Il Gruppo di lavoro su “Diritti di Proprietà Intellettuale e biodiversità e saperi locali” della Campagna Sblocchiamoli ha analizzato le conseguenze dei Diritti di Proprietà Intellettuale sulla tutela della biodiversità e dei saperi locali, nel sud come nel nord del mondo e ha formulato precise richieste, dirette a istituzioni nazionali e internazionali, per un'applicazione sostenibile delle norme sulla proprietà intellettuale.

La situazione attuale

Il patrimonio di saperi sulle varietà vegetali e sulle loro proprietà curative, sviluppato dai popoli indigeni del sud del mondo nel corso dei secoli, è stato riconosciuto in diverse istituzioni internazionali, in particolare dalla Convenzione sulla Diversità Biologica del 1992. Nonostante ciò, spesso tali varietà e conoscenze vengono brevettate da società agrochimiche e farmaceutiche che ne assumono il monopolio. La brevettazione delle specie vegetali impedisce il libero scambio di semi, attraverso cui le popolazioni indigene hanno contribuito alla creazione e al mantenimento della diversità biologica attualmente presente soprattutto nel sud del mondo. Il fenomeno, che impoverisce le società locali, contadine e indigene del sud del mondo è stato definito "biopirateria".

Al fine di sviluppare un modello alternativo a quello basato sull’appropriazione delle risorse genetiche da parte di grandi corporation, e in base a quanto stabilito dalla Convenzione sulla Diversità Biologica – Cbd, la Campagna ritiene necessario:

- rafforzare i sistemi locali di diritto consuetudinario che stabiliscono diritti collettivi sulla gestione delle risorse naturali;

- definire norme che stabiliscano l’obbligo di ottenere il consenso libero, previo e informato delle organizzazioni indigene e delle comunità locali, prima di ogni intervento sulle risorse naturali e genetiche;

- elaborare un sistema di documentazione, registrazione e analisi delle conoscenze tradizionali.

Le nostre richieste:

- che vengano raccolte e diffuse le conoscenze su strumenti legali e paralegali, nazionali ed internazionali, già predisposti per la tutela collettiva del patrimonio immateriale sulla biodiversità naturale;

- che il Piano nazionale per la Biodiversità possa essere monitorato e valutato “in corso d’opera” da parte delle Regioni e delle autorità locali;

- che ci sia il recepimento da parte di tutte le Regioni italiane di una tutela legale e paralegale della biodiversità e delle conoscenze tradizionali/locali connesse.

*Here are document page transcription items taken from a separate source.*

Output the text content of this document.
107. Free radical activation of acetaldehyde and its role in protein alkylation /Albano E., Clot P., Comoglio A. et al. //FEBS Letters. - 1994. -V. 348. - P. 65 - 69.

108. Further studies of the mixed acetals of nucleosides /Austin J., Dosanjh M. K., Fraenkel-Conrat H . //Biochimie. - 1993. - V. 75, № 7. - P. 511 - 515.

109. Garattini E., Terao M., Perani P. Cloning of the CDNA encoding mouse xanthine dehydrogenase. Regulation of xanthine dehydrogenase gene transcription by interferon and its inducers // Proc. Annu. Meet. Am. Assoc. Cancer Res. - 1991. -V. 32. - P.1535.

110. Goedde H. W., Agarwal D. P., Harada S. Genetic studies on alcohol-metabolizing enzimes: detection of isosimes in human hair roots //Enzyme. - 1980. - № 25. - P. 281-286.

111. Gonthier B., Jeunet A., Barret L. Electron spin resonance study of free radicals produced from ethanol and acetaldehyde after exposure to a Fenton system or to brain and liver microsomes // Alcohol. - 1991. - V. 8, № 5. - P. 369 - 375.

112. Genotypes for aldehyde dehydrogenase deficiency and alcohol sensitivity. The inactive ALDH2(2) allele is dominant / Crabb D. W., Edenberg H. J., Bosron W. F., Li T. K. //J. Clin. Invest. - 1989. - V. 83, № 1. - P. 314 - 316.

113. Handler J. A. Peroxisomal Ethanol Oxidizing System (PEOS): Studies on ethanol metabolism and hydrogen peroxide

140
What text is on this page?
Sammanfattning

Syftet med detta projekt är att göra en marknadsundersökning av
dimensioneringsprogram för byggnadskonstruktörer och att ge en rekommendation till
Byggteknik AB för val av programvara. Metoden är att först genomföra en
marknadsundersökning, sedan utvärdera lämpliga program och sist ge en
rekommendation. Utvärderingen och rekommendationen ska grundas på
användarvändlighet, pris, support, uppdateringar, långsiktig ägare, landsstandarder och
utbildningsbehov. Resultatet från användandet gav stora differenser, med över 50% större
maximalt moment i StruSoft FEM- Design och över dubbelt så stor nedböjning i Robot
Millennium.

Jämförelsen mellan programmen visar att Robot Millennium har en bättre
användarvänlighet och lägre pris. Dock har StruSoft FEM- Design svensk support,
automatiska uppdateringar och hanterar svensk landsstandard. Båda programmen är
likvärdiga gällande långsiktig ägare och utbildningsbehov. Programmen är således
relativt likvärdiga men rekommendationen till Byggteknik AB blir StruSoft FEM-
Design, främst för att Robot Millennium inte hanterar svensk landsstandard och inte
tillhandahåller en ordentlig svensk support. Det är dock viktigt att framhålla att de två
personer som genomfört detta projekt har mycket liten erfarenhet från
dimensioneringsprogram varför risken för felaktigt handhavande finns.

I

- che venga adottata una normativa nazionale di tutela delle risorse genetiche e delle conoscenze tradizionali e locali che includa il sistema dell’Access and benefit sharing – ABS (Condivisione dei Benefici) ,in base alle indicazioni contenute nel Protocollo di Nagoya. Tale normativa dovrebbe:

* prevedere casi o criteri per l’esclusione della concessione di diritti di proprietà intellettuale sulle risorse genetiche e sulle conoscenze tradizionali e locali connesse.

* contemplare un sistema di condivisione dei benefici alternativo alla concessione di diritti di proprietà intellettuale su risorse genetiche e saperi tradizionali ad essi collegati

* Riconoscere il principio di precauzione come principio guida del sistema dell’ABS

* Prevedere un efficace sistema sanzionatorio per istituzioni e aziende che violano il sistema ABS

* Contemplare processi partecipativi di coinvolgimento delle comunità locali detentrici di saperi tradizionali e delle istituzioni che li rappresentano e amministrano.

- In vista della creazione di un ufficio unico brevetti a livello europeo, si chiede che gli uffici brevetti nazionali applichino, sin dalla fase di riconoscimento dei brevetti,  non solo le norme di diritto privato e commerciale, ma anche le  norme di diritto internazionale contenute nella Cbd, nonché alcuni principi di diritto internazionale, tra cui in particolare il principio dell’ equa condivisione dei benefici e il principio di precauzione.